Kolom  

Pemuda Desa menjadi Petani Modern, Kenapa tidak?

Ilustrasi pemuda desa manfaatkan teknologi pertanian modern. (Foto: Helvetas)

PETANI di Indonesia masih didominasi oleh kalangan “orang tua”. Sangat sedikit petani yang berasal dari kalangan anak muda. Pada tahun 2021, Presiden Joko Widodo menyatakan bahwa sebanyak 71 persen petani Indonesia berusia 45 tahun ke atas. Hanya 29 persen petani yang berasal dari kalangan anak muda atau berusia di bawah 45 tahun.

Sebelumnya, Lembaga Ilmu Pengetahuan Indonesia (LIPI) melalui Pusat Penelitian Kependudukan pada tahun 2017 merilis hasil survei yang memperlihatkan bahwa Indonesia terancam krisis petani. Pasalnya, sebagian besar petani nasional berusia 45 tahun ke atas.

Hasil survei tersebut mencatat bahwa rata-rata usia petani padi di tiga desa yang berada di Jawa Tengah mencapai 52 tahun. Bahkan, pemuda desa yang bersedia melanjutkan usaha tani keluarga hanya berjumlah sekitar tiga persen (LIPI, 2017).

Menurut Dosen Agroteknologi Universitas Muhammadiyah Malang (UMM) Wahono, ada beberapa faktor yang menyebabkan kalangan muda kurang minat pada dunia pertanian. Salah satunya, banyak kalangan muda beranggapan bahwa petani adalah pekerjaan tradisional (tidak keren).
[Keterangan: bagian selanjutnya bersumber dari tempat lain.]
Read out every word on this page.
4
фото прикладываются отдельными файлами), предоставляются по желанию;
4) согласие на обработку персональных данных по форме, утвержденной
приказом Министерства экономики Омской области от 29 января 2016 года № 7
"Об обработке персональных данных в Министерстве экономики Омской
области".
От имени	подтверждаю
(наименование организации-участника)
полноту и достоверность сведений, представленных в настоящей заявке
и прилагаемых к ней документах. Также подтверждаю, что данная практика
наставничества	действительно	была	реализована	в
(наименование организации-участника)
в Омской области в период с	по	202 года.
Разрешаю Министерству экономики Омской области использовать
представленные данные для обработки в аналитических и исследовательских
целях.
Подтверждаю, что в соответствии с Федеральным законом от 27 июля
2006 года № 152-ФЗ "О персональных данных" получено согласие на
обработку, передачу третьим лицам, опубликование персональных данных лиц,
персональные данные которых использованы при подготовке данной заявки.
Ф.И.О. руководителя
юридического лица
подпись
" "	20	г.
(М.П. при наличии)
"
Begitu pun dari segi ekonomi, petani dianggap sebagai pekerjaan yang kurang menguntungkan dan tidak menjanjikan kesejahteraan (Republika, 2021).

Baca Juga:  Tak Lagi Sewakan Tanah ke Perusahaan, Rohana Tanam Sayur-mayur

Sementara Yogaprasta A. Nugraha dan Rina Herawati menyebutkan tiga faktor yang menyebabkan bidang pertanian kurang dilirik oleh kalangan anak muda. Ketiga faktor tersebut, antara lain: sistem pendidikan, terbatasnya akses anak muda terhadap lahan, dan pengabaian dari pembuat kebijakan (Antara, 2022).

Sudah menjadi rahasia umum bahwa sistem pendidikan kita hari ini masih menanamkan ide atau pandangan bahwa bertani itu bukan profesi yang menarik. Akhirnya, bertani menjadi profesi yang mulai dilupakan, karena sedikit yang bercita-cita untuk menjadi petani.

Lahan pertanian hanya dikuasai oleh segelintir orang yang menyebabkan anak muda menjadi terbatas dalam mengaksesnya. Ditambah lagi pembuat kebijakan kadang-kadang juga mengabaikan sektor pertanian skala kecil dan infrastruktur pedesaan di sejumlah wilayah. Padahal jika kita flashback, pada zaman Hindia Belanda di bawah pemerintahan Gubernur Jenderal Sir Stamford Raffles, desa merupakan jantung negara karena dijadikan pusat ekonomi (History of Java, 2019).

Sejauh ini, tampak juga pembangunan terpusat di kota-kota besar. Tentunya pembangunan industrialisasi non pertanian yang berkembang begitu pesat. Akibatnya, banyak di antara anak muda lebih memilih pergi ke kota-kota besar. Mereka merantau dengan harapan mendapatkan pekerjaan lebih layak. Pekerjaan yang menjanjikan pendapatan lebih besar daripada menggarap lahan pertanian di desa.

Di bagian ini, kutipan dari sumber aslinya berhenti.